As an engineering manager and a director of engineering I rarely spend my day doing every task myself. Instead, I define goals, provide context, break large projects into manageable pieces, review progress, try to catch misunderstandings early and decide whether the result is good enough or needs another iteration.
Of course, the analogy has limits. AI agents do not need motivation, coaching, trust or career development and they can sound remarkably confident while being completely wrong. AI is still a tool, not a human being.
Yet many of the skills needed overlap with management skills:
- Be explicit about expectations
- Give actionable feedback
- Provide enough context to make good decisions
- Break large pieces of work into smaller reviewable units
- Define clear goals
- Know which work should never be delegated …
Those skills consistently produced better outcomes than trying to write increasingly clever prompts.
The relevant skill is learning how to design work so that both humans and AI agents can do their best work together.
If someone asked me how I keep up with AI while only spending a few hours each week, I would not tell them to follow every model release or benchmark.
Instead, I would suggest picking one environment, whether that is Codex, Claude Code, Cursor or something similar and using it to build real projects. The goal is not to become an expert in every new capability. It’s to become fluent enough with one set of tools that you begin to notice where they genuinely change the way you work.
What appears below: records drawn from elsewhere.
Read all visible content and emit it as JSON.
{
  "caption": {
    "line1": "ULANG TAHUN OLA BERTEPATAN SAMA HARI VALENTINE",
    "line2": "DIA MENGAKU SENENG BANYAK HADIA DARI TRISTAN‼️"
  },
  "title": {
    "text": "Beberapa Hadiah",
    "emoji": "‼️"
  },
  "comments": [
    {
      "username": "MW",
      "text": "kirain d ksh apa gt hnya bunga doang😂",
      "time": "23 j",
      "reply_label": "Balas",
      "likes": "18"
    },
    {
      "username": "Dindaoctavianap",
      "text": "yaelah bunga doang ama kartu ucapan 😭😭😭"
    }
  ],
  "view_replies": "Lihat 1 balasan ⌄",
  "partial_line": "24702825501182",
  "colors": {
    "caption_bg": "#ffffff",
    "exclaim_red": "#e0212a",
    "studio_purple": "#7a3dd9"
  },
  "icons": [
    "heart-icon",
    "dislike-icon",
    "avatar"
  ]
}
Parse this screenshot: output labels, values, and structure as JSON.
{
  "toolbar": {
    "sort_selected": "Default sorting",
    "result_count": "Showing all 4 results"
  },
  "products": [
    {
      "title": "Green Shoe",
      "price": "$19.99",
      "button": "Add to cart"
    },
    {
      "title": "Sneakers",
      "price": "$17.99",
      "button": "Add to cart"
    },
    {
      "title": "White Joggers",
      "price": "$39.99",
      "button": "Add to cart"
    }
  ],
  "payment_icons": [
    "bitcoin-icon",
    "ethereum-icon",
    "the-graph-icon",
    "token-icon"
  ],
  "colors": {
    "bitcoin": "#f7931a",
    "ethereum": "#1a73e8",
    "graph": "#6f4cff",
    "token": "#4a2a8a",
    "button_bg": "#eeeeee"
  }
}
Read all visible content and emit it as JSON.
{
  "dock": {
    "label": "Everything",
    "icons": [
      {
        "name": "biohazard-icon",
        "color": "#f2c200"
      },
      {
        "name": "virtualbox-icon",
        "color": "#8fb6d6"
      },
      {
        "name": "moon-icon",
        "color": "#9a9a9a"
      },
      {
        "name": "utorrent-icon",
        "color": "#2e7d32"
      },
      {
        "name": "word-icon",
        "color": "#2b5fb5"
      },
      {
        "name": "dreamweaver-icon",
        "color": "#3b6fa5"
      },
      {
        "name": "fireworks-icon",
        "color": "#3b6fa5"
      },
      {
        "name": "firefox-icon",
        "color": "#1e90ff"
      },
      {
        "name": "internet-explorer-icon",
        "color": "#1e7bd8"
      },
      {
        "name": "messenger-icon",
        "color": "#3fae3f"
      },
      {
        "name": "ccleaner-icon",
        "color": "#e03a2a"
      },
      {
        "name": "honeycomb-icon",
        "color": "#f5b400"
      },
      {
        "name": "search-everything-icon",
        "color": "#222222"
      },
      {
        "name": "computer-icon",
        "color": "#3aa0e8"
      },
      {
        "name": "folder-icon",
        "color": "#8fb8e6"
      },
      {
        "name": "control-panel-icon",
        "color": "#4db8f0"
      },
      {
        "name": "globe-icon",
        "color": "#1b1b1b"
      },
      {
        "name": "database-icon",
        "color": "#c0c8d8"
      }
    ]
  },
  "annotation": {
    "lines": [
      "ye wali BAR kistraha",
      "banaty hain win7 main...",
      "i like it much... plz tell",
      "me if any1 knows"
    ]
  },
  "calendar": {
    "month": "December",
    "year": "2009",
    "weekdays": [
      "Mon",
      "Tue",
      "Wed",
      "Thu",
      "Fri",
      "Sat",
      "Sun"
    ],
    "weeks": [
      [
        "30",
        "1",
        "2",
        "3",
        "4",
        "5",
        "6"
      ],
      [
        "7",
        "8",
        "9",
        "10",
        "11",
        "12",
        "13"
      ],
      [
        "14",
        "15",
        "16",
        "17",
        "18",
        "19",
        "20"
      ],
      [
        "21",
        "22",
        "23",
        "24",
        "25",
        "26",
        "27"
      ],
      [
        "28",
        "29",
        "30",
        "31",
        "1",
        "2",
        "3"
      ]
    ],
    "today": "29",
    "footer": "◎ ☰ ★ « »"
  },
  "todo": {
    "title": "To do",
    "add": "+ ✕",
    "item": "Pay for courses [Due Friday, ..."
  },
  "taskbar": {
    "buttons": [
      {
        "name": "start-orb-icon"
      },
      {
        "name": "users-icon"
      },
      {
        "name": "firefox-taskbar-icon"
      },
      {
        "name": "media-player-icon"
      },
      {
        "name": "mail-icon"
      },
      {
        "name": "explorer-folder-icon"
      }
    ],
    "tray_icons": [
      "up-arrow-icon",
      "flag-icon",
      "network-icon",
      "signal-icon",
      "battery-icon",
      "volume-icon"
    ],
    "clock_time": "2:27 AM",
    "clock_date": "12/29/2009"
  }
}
I would also spend time watching experienced people use these tools. Not because they have secret prompts, but because they have developed habits that are difficult to learn from documentation alone. Watching how someone structures a problem, reviews an agent’s work or decides when to intervene often teaches much more than copying the exact prompt they happened to type.
Finally, I would spend less time trying to memorize features and more time practicing the skills that remain valuable regardless of which model happens to be leading the benchmarks.
- Can you clearly define a goal?
- Can you provide the context someone needs to do good work?
- Can you break a complex project into smaller pieces that can be reviewed independently?
- Can you recognize which tasks should be delegated and which ones require human judgment?
Those are rather management skills, not technical skills. The models will continue to improve. The tools will continue to change. New workflows will emerge that make today’s best practices look outdated.
But I increasingly suspect that the lasting skill is not keeping up with every model announcement.
Ironically, the biggest thing AI has taught me over the past year is not how to write better prompts. It’s why good management will continue to matter.